Since January 2008 until the end of 2012, the Philippine Peso supply increased at a moderate pace. Suddenly, beginning in 2013, the Philippine Central Bank went on a mad spree. This by itself creates the boom part of the business cycle and is a temporary boon for business while it’s happening. But as soon as it stops, there isn’t much time to get out. It seems from this chart that from the beginning of 2014, the peso supply has leveled off. What this means, it if continues for much longer, is that all the investments from the period of money expansion will not see the expected returns, AKA recession. The Philippines right now are at the top of the business cycle, about to experience the hangover part of the boom. Now is not a great time to invest there.

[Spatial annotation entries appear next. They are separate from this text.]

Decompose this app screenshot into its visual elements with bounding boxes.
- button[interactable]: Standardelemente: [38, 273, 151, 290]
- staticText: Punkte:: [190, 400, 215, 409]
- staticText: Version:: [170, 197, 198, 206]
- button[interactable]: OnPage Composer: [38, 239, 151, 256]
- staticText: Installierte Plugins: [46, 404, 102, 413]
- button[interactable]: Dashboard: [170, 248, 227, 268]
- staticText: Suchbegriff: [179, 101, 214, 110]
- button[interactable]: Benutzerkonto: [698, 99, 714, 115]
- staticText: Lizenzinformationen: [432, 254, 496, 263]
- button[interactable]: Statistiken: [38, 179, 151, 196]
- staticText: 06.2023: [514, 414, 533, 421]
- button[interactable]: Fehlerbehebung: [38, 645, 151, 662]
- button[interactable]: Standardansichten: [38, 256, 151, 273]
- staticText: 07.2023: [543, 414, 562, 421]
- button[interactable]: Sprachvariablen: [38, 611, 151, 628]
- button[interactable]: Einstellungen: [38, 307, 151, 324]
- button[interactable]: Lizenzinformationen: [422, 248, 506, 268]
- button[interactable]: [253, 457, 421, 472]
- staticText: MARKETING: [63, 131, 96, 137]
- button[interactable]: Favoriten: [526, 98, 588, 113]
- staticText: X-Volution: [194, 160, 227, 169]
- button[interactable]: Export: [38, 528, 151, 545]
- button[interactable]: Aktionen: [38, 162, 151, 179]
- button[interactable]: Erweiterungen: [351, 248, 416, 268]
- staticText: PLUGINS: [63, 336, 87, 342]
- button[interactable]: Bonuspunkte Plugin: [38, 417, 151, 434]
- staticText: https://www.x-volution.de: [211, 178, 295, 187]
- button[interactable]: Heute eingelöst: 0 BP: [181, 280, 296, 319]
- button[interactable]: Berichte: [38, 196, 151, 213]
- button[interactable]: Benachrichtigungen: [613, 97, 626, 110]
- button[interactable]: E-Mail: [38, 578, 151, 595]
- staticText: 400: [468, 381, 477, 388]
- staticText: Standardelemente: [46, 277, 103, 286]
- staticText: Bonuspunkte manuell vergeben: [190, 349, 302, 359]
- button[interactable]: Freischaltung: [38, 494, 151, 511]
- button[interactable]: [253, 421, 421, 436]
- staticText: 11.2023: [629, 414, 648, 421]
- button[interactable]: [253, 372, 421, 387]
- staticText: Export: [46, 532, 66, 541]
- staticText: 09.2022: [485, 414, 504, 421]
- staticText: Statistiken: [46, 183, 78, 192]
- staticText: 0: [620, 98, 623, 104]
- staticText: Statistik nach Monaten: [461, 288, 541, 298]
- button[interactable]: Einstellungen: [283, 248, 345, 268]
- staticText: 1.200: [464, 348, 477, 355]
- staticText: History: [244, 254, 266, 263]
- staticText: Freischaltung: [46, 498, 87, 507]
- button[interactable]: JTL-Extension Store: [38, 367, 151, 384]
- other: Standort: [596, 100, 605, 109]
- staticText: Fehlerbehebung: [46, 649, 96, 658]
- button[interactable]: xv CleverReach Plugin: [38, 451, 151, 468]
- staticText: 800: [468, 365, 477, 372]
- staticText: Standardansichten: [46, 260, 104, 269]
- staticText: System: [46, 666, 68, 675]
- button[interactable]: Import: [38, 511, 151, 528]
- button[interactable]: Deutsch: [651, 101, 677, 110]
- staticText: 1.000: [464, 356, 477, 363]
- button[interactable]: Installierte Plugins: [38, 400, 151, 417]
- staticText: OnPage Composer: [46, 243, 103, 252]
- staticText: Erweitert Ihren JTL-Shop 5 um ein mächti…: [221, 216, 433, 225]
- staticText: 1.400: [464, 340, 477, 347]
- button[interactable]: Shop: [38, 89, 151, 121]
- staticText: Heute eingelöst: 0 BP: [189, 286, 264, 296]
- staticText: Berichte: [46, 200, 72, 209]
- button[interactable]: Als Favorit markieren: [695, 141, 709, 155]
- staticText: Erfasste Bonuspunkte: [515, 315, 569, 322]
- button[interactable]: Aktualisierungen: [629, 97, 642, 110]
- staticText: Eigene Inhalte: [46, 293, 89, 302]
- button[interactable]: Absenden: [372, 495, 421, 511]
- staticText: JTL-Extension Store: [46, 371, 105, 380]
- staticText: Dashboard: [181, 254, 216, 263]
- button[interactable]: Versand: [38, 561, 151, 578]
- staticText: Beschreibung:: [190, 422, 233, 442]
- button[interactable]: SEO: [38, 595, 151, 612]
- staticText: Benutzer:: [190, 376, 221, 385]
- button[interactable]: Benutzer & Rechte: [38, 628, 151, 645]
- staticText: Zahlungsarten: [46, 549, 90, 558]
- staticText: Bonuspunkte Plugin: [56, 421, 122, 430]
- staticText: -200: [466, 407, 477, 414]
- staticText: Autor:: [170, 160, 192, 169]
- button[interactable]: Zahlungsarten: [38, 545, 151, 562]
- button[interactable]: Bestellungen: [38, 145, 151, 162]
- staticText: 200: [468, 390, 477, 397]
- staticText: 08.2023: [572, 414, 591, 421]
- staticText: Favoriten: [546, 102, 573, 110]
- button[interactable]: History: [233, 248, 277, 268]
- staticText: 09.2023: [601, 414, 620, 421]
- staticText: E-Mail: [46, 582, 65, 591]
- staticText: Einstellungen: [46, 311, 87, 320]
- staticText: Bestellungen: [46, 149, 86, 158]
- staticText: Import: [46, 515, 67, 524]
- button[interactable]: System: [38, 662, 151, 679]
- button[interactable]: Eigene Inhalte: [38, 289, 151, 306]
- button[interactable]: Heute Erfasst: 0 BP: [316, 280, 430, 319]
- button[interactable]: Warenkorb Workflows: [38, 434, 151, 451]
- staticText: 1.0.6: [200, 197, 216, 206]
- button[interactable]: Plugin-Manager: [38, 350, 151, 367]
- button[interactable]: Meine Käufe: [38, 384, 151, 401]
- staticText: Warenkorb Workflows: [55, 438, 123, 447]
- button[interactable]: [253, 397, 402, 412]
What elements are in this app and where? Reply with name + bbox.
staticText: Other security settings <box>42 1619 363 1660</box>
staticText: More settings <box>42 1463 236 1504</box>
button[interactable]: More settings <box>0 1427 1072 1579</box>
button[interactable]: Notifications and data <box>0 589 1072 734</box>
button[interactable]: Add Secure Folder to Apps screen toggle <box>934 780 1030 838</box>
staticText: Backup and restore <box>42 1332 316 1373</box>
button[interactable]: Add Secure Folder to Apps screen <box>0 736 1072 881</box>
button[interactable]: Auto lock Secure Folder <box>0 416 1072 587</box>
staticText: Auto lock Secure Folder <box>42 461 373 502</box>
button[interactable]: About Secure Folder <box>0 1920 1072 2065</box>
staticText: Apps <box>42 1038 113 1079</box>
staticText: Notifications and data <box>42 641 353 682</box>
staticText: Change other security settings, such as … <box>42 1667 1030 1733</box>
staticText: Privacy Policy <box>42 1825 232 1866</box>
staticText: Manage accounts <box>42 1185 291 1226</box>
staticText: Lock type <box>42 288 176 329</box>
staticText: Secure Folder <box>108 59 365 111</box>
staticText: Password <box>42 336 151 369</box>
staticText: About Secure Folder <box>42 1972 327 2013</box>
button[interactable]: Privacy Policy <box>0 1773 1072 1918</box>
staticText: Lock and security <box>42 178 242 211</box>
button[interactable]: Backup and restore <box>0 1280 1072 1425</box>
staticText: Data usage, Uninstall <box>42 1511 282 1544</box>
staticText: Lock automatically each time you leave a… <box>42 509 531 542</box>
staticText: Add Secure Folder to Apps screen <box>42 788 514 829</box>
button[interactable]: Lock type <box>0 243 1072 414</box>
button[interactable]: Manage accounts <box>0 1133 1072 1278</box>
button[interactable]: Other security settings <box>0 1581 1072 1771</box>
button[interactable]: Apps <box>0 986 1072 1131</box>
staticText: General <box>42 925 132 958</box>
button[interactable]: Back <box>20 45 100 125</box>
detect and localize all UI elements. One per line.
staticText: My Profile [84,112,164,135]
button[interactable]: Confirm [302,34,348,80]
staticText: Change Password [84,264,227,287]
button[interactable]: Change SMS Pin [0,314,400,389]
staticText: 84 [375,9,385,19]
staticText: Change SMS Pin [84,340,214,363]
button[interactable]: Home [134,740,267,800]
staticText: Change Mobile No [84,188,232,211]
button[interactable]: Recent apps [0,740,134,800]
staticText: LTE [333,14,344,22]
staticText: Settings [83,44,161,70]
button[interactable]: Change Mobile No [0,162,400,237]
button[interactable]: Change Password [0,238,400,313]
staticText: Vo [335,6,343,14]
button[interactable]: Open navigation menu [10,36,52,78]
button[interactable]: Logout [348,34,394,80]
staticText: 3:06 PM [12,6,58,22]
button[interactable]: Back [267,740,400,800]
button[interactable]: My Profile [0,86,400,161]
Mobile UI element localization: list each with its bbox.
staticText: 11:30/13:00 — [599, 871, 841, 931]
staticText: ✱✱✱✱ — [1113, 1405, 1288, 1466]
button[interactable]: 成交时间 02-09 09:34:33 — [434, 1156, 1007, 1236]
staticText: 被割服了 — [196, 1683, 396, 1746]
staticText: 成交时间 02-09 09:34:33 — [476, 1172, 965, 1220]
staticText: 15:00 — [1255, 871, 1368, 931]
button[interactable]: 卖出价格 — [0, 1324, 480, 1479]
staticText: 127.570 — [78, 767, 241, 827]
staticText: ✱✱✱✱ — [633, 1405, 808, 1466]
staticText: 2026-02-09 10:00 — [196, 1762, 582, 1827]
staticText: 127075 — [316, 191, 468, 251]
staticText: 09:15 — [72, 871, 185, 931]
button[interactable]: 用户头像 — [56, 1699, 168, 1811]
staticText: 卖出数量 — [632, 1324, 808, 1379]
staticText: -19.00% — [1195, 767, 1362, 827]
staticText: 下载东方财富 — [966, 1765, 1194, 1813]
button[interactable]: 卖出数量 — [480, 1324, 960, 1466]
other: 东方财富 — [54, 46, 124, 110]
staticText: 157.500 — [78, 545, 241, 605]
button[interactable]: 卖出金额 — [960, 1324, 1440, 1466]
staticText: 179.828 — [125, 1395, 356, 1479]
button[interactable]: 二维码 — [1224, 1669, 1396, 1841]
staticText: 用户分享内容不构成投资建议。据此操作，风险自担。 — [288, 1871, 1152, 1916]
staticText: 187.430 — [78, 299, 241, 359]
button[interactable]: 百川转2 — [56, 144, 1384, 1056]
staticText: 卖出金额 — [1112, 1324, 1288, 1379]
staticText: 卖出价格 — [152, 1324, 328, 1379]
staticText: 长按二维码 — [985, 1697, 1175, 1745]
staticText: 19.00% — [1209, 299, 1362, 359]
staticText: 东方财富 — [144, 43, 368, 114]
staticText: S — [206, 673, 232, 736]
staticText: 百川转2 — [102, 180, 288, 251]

Further, Melco has also been boasting of its plans for Japan. In Melco’s words:
While its plans for Japan are nowhere near concrete yet, and that’s a good thing, Japan’s economy is far from healthy. The Yen is very weak, Shinzo Abe makes Janet Yellen look like a monetary hawk, and Japan just had the dubious honor of becoming the very first Western nation to owe over a quadrillion anything to anybody. Japanese national debt is now over a quadrillion yen. The only time that number should ever be used is regarding either molecules in the universe or kilometers in space. That, and Japan has had the highest debt to GDP ratio in the world for a very long time, the population is aging, birth rate falling, and who knows what’s going on with that Fukushima nuclear mess. When this debt bomb detonates and the economic clock and monetary clock resets, then will be the time to push hard in Japan.
I don’t find much favor in Melco’s near term plans either in the Philippines or Japan, but I cannot deny that they know how to attract customers and do it very well. Its upper management may not understand Austrian Business Cycle Theory at all, but they sure know how to run a casino while the money supply continues to flow. Net income is up 345% (page 10) year over year last quarter, a stellar start to 2014. Melco is also well protected against interest rate hikes, with 72% of its $2.54B debt fixed rate.
The real reason Melco is a short term buy at this point is that despite having an amazing start to the year, the stock is down 27% since the beginning of 2014. This is the same sort of dissonance that happened in April 2009, and it does signal that MPEL will probably rebound, perhaps even sharply. But this will only sustain itself so long as China is able to mask its failing economy, which is not long. No matter how great of a company Melco Crown is, any shake up in China will bring it down along with everyone else on the scene.
So MPEL will be a good play for the next few months, but this is a hot potato if there ever was one. Go long if you wish, but monitor it very closely, and get out at any sign of a Little Trouble in Big China.